24 Mayıs 2010 Pazartesi

The Hamit


Herşey bundan 3 gün önce başladı... Şans eseri izlediğim Inter maçında oyundan çıkarılan Hamit Altıntop beni derinden sarstı. Öylesine üzüldüm ki günlerdir rüyalarımda ve uyanık olduğum her dakika -Hamiiiğğğttt!! Hamiğğğtt!! diye söyleniyorum. Yazık ettiler Hamit'e! Oysa ki ben henüz ofsaytı faulden ayırt edemezken, Hamit'e bir haksızlık yapıldığını sezmiştim. O kadar adam iki direğin arasından bir topu geçirmek için deli gibi koşuyor, düşüyor, kalkıyorlardı. Hamit çok efor sarfediyordu. Sonradan teknik direktör olduğunu öğrendiğim kendini beğenmiş adam artist tripleriyle kafasını sağa sola attırıyordu. O adam kenef bir adamdı, kafayı Hamitime takmıştı. Beni bu elem ve keder dolu günlere mahkum eden, maçı izlememe vesile olan hain zat (adını açıklamak istemiyorum), koltukta kurulmuş Hamit'in Inter gibi bir takımda oynamasının nasıl bir gurur kaynağı olduğunu anlatıyor, Hamit ile ilgili ayrıntılar veriyordu. Aslında o da kenef bir insandı. Hamitin kıvrak bilekleri ve kramponlarında gözü kalmıştı kanımca. Ağır geçen dakikalar zaten yeteri kadar sıkıcı olan 90 dakikalık periyodu daha da dayanılmaz kılıyordu. Teknik herif manken edasıyla sahanın etrafında poz kesiyordu. Donuk ve tepkisiz bir adamdı o! Çok havalı olması sinirimi bozmaya yetmişti. Yan koltukta ki zat ise futbolcuların ceplerine giren paradan nemalanamayacağına bir türlü ikna olmuyordu. Futbolun en az magazin kadar tehlikeli ve uyuşturucu olduğunu kabul etmiyordu. Onu da artık kendi doğal ortamına bırakarak, yalnızlığın bizi birbirimize mecbur etmesi dolayısıyla çekirdek çitleyerek bende kendi dünyama çekildim. Derken derken sen bu teknik direktör müsveddesi ne yapmasın ? Hamitimi oyundan almasın mı ? Ben ağlaa ağla, savur vur kendini yerden yere ağzım gözüm kan, sümüklerim ak kana karış ağla derken...(yazdığıma yabancılaştım :))))) azıcık güleyim durun çok abarttım:))

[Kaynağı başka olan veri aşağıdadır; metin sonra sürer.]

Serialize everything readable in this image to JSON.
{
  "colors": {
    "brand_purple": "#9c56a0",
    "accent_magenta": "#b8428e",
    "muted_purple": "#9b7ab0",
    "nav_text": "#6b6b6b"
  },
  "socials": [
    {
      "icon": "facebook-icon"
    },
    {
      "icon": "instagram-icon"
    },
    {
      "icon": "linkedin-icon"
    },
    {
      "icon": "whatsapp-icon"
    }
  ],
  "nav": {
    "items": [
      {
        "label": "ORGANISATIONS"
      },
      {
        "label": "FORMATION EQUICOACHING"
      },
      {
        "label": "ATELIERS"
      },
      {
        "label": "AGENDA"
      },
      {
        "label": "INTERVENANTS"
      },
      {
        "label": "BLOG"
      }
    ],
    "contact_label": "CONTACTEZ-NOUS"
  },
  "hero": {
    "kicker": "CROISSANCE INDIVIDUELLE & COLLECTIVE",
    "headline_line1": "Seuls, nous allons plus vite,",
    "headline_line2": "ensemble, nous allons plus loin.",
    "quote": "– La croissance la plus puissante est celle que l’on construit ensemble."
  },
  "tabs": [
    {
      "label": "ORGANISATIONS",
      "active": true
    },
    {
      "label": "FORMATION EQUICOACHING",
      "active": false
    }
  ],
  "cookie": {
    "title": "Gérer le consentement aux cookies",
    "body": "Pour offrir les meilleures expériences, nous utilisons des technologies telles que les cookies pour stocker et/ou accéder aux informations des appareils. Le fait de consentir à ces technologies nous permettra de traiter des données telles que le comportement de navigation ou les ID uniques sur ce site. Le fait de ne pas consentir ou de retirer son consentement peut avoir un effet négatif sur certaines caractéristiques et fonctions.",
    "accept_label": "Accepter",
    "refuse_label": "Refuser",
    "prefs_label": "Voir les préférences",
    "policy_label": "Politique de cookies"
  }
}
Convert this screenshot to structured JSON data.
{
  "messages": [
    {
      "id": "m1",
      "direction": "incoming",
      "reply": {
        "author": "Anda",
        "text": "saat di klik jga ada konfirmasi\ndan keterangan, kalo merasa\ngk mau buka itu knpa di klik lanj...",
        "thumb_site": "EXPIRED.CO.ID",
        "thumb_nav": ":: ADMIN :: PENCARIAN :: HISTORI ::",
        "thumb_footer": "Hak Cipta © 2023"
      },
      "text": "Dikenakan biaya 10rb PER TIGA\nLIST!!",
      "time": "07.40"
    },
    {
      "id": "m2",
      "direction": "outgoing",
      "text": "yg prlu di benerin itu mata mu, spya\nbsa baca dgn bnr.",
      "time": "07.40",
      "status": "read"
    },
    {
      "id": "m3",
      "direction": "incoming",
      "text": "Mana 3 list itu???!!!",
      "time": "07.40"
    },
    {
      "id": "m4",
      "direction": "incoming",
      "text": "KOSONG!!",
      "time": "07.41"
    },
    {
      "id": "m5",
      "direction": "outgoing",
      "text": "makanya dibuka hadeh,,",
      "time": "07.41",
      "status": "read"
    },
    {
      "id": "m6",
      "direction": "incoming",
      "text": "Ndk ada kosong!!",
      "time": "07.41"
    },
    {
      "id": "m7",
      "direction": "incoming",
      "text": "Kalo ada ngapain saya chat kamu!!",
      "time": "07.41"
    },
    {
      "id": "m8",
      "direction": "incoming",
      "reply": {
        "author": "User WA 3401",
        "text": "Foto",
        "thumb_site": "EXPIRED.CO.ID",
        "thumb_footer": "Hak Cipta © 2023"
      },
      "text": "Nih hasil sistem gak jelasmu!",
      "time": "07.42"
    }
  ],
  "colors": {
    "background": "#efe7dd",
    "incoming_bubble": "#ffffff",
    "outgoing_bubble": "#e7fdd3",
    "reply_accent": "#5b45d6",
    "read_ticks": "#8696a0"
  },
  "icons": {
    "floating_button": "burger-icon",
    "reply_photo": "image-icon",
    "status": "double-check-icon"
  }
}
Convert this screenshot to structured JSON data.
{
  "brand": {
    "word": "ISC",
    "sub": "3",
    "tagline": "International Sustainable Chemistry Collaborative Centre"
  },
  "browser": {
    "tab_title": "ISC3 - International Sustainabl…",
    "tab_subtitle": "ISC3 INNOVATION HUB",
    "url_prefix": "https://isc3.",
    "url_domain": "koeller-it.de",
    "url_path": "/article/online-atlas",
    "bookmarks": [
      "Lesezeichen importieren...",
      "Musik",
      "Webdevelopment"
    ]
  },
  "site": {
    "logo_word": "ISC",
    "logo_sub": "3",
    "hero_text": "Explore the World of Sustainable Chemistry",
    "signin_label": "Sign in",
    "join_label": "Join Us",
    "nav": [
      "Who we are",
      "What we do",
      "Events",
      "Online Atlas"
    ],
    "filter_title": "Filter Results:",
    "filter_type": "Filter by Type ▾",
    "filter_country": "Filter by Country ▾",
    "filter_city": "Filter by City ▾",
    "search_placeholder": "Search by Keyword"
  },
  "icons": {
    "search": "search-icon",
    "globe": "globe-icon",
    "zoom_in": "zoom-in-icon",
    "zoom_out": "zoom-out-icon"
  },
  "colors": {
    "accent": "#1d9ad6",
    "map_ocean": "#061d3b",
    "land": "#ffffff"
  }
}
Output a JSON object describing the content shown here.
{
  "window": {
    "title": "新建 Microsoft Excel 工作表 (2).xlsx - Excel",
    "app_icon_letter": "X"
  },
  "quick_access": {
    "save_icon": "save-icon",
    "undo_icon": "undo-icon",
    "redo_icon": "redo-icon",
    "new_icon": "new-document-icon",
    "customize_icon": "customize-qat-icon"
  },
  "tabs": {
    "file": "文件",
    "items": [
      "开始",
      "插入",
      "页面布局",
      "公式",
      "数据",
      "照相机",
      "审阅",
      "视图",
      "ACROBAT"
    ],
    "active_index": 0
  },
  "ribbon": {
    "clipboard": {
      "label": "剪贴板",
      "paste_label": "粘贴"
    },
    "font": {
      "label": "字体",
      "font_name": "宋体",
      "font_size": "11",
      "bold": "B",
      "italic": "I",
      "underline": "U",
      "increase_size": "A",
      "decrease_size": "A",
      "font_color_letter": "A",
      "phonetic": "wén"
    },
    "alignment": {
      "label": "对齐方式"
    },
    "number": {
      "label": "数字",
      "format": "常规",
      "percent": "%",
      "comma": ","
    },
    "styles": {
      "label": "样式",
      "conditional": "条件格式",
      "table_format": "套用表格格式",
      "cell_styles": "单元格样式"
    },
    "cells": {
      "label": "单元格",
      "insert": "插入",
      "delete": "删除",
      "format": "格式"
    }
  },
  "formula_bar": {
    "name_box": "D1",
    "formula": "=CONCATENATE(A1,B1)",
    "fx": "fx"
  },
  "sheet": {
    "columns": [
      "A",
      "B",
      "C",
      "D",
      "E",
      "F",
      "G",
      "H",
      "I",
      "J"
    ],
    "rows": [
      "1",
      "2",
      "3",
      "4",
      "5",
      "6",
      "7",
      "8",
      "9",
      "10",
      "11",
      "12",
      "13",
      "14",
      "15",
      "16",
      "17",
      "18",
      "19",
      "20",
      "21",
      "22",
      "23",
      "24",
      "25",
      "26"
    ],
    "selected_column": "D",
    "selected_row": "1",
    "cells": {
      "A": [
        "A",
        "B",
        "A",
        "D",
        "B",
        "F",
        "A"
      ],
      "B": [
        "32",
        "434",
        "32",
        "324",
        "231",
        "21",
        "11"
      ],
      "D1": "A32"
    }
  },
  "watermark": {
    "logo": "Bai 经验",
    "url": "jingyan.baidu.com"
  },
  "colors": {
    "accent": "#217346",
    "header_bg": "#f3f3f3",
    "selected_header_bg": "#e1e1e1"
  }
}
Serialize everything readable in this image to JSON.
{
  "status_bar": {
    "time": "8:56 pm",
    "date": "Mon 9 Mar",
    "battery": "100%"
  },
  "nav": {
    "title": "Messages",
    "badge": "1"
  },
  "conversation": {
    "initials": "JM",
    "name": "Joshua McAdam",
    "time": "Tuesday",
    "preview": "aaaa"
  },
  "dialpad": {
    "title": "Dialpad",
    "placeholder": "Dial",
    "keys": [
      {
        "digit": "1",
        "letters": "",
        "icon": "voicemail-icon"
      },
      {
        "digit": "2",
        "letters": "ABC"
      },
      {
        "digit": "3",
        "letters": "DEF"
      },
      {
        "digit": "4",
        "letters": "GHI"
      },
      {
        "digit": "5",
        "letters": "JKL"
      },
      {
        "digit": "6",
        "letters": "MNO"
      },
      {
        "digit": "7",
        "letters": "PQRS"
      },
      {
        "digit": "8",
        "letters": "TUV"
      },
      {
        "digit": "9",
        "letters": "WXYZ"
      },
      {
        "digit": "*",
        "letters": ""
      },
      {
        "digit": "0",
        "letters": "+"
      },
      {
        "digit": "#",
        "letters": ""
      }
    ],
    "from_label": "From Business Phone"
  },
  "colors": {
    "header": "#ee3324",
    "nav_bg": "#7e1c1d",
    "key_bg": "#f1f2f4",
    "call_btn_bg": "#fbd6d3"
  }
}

Velhasıl kelam, Hamit oyundan alındı. Benim gecem zehir oldu! Acılar içinde kıvranarak geçirdiğim bu üç günün sonunda bebelikten arkadaşım Yağmur İstanbul il sınırları içerisine girdi. Hezarfen edasıyla boğazda süzüldükten sonra kurban olduğum, bana ulaştı. Yorgun tabi garibim. Yolculuk feci geçmiş. Önünde ki kadınla tartıştıktan sonra, sabah sabah servistekilerle de tartışmış. Bir köylü kız edasıyla yol sorduğu şoföre şu şekil çemkirmiş - Ne olur yani yardım etseniz bu benim ilk gelişim İstanbul'a bizim memeleketimizde(İZMİR) böyle şeyler olmaz! Çok ayıp sizin yaptığınız! Standart bir İzmirli olarak İstanbul insanının "göreli" odunluğuna alışık olmayan Yağmur nihayetinde bana ulaştı. Eve geldi sohbet muhabbet hasret giderme faslından sonra, aldığı doğum günü hediyesini bana takdim etti. Paketi en şımarık çocuk halimle yırta parçalaya açtım! İçinden şahane oyuncak bir robot çıkmıştı. Pili yoktu belki ama, Yağmur'un anlattığına göre memişlerinden ışıkları yanıyor, yürüyor ve -Dışınn dışınn yapıyordu. Robotuma geçen gece haksızlığa uğrayan hamitimin adını koydum. Onu özel bir görev için eğitmeye ve o teknik direktörü vurdurmaya niyetliyim. Hamit'in intikamını alacağım! Revenge Of the Hamit!